"Сократ сибирских Афин" - читать интересную книгу автора (Колупаев Виктор Дмитриевич)

Глава третья

— Ты прав, глобальный человек, — сказал Сократ, — трагедий здесь бессчетно, но все-таки взлетов духа и мысли еще больше… Зайдем-ка для начала в Университетскую рощу, посидим под сенью платанов и лиственниц, послушаем шум фонтана и людей, отдохнем, а потом двинемся в Мыслильню на симпосий к прелестной гетере. У нее собирается интересная компания.


Я согласился. Мы пошли вдоль ажурной садовой решетки, выкованной еще Гефестом. Студенты и студентки сновали туда-сюда. Видимо, наступил перерыв между лекциями и практическими занятиями. Дойдя до Золотых ворот, недавно отреставрированных, мы свернули вправо к главному корпусу Государственного университета Сибирских Афин. Впереди прохладой манил фонтан в виде огромной струйной чаши. За ним, ближе к входу в здание, стояла мраморная скульптура первого недоучившегося студента, именем которого и был назван Университет. Остальным недоучившимся памятников почему-то уже не ставили. Все-таки хорошо быть первым хоть в чем-нибудь, подумал я.


Слева от мостовой располагалась скульптурная группа “Закадычные друзья”. Сначала один дружелюбно обнимал второго правой рукой, а тот что-то популярно объяснял ему на пальцах. Потом оказалось, что друзья вовсе не такие уж и закадычные, а один, — тот, который обнимал, — являл из себя, оказывается, плохого человека. Тогда его с помощью рычагов, полиспастов и других хитроумных машин ссадили со скамейки, на которой он прежде мирно, казалось бы, беседовал, на самом же деле вынашивая и строя козни. Но руку от плеча бывшего друга оторвать не смогли. Так и сидел в недоумении второй с неизвестно откуда взявшейся третьей рукой и уставившись на свои все более скрючивающиеся пальцы. Но время мгновенно изменилось, и теперь уже с привычного сидения ссадили его. А первого выволокли из какого-то подвала и торжественно водрузили на освободившееся место. Сидел он без правой руки, но не жаловался.

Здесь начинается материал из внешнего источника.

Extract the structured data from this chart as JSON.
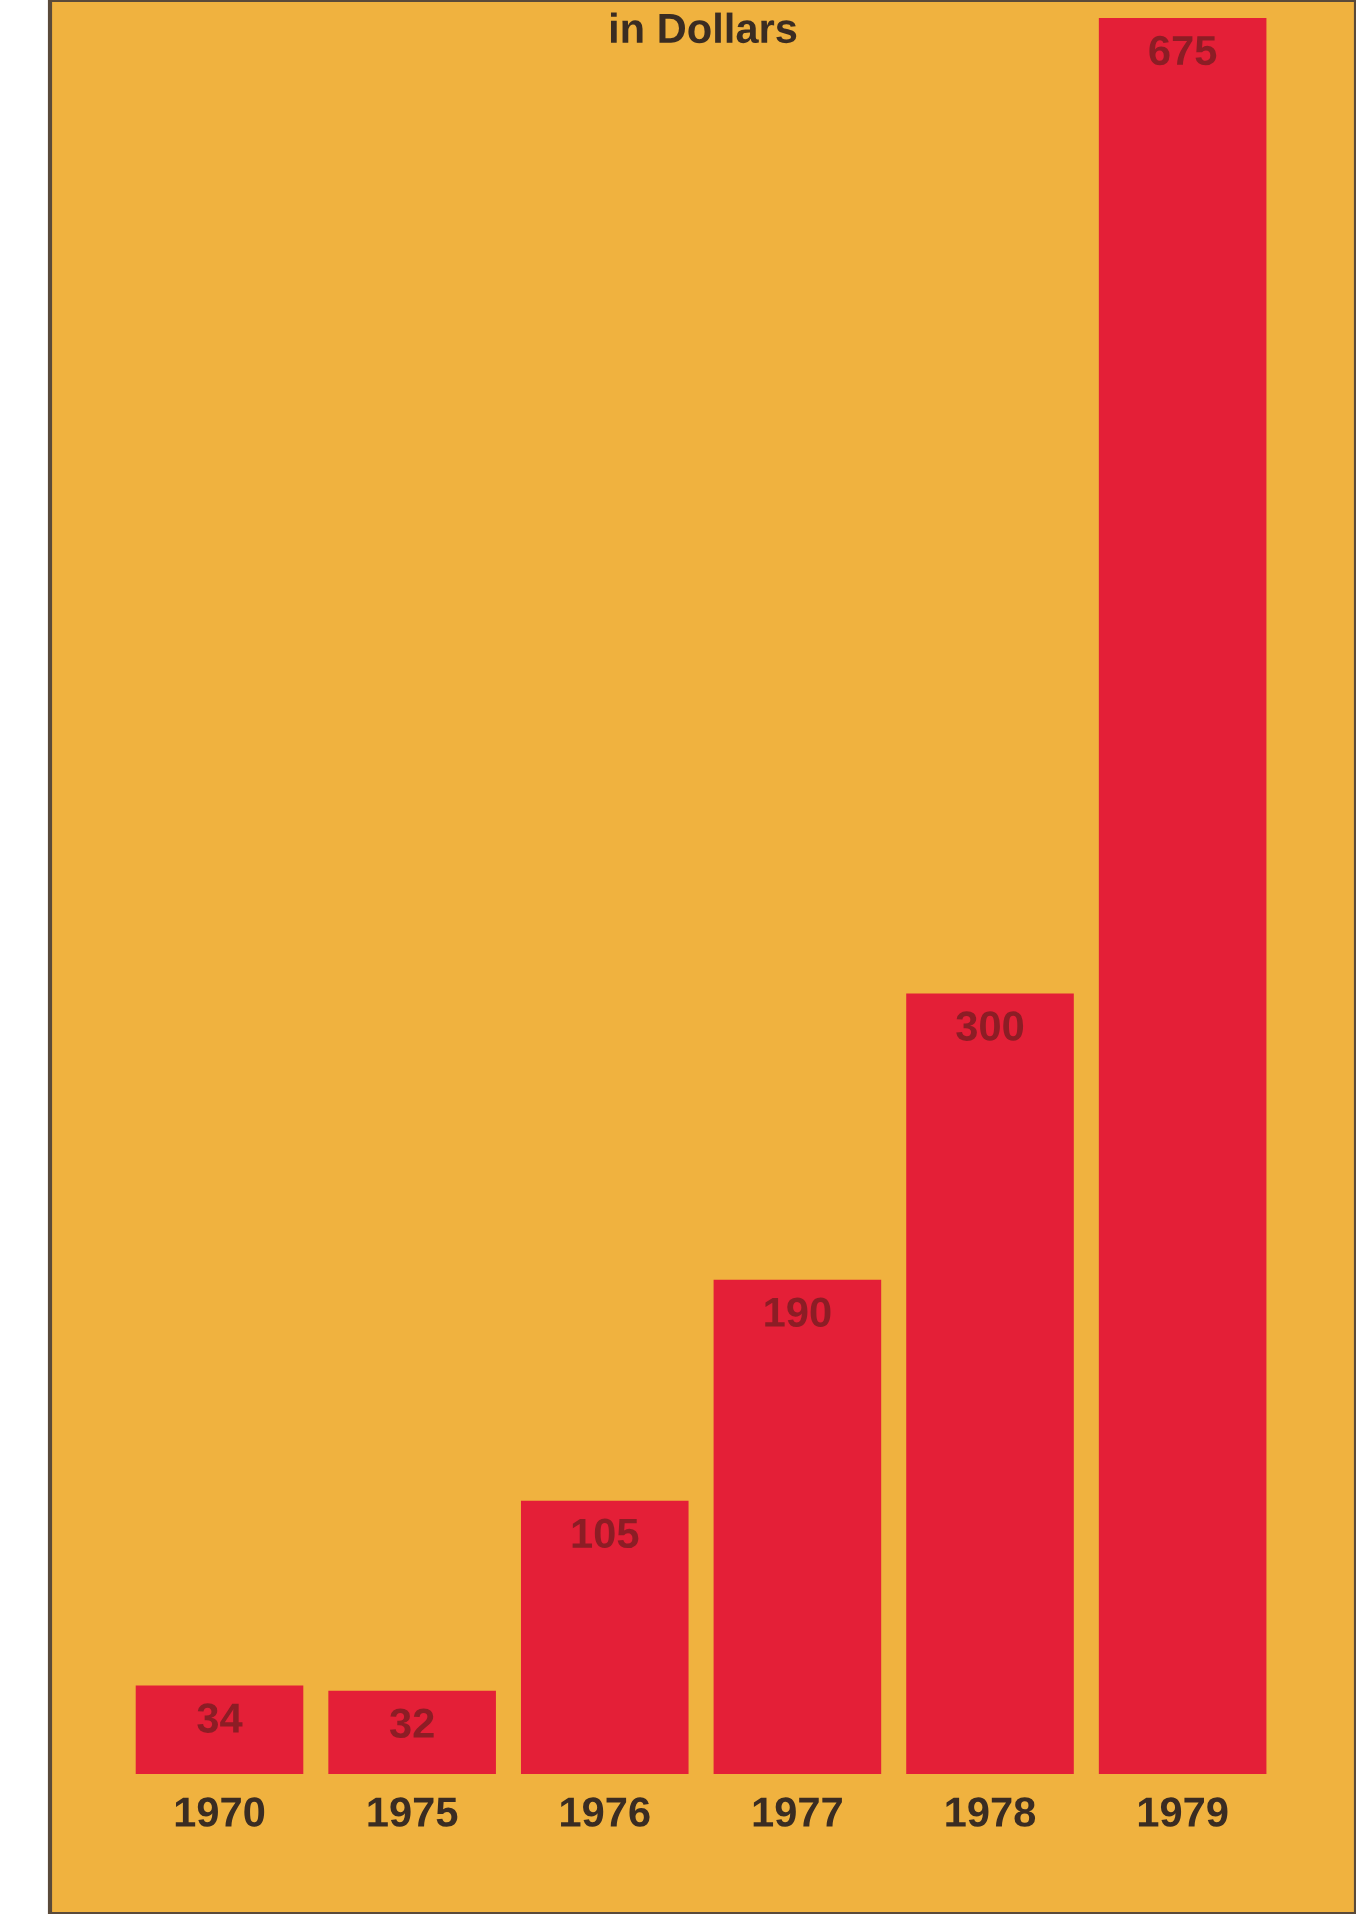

А еще позже, почти мгновенно, оказалось, что они — точно закадычные друзья. И тогда второго посадили на место первого, чтобы не затягивать процесс пересадки. И теперь они уверенно смотрели в разные стороны. Один — трехрукий и показывающий кому-то фигу. А другой — однорукий, но зато в кепке. В общем, на двоих у них частей тела было столько, сколько и запланировала природа. Инвалидов в народе, а особенно среди студентов, любили, и частенько кто-нибудь подсаживался к ним, чтобы распить бутылочку на троих. Те двое не отказывались, но закусывать никогда не закусывали. Вот и сейчас к ним выстроилась очередь, но мы-то были без запасов, поэтому только посмотрели на все эти перестроения, перегруппировки, снятия и попятные втаскивания и пошли дальше.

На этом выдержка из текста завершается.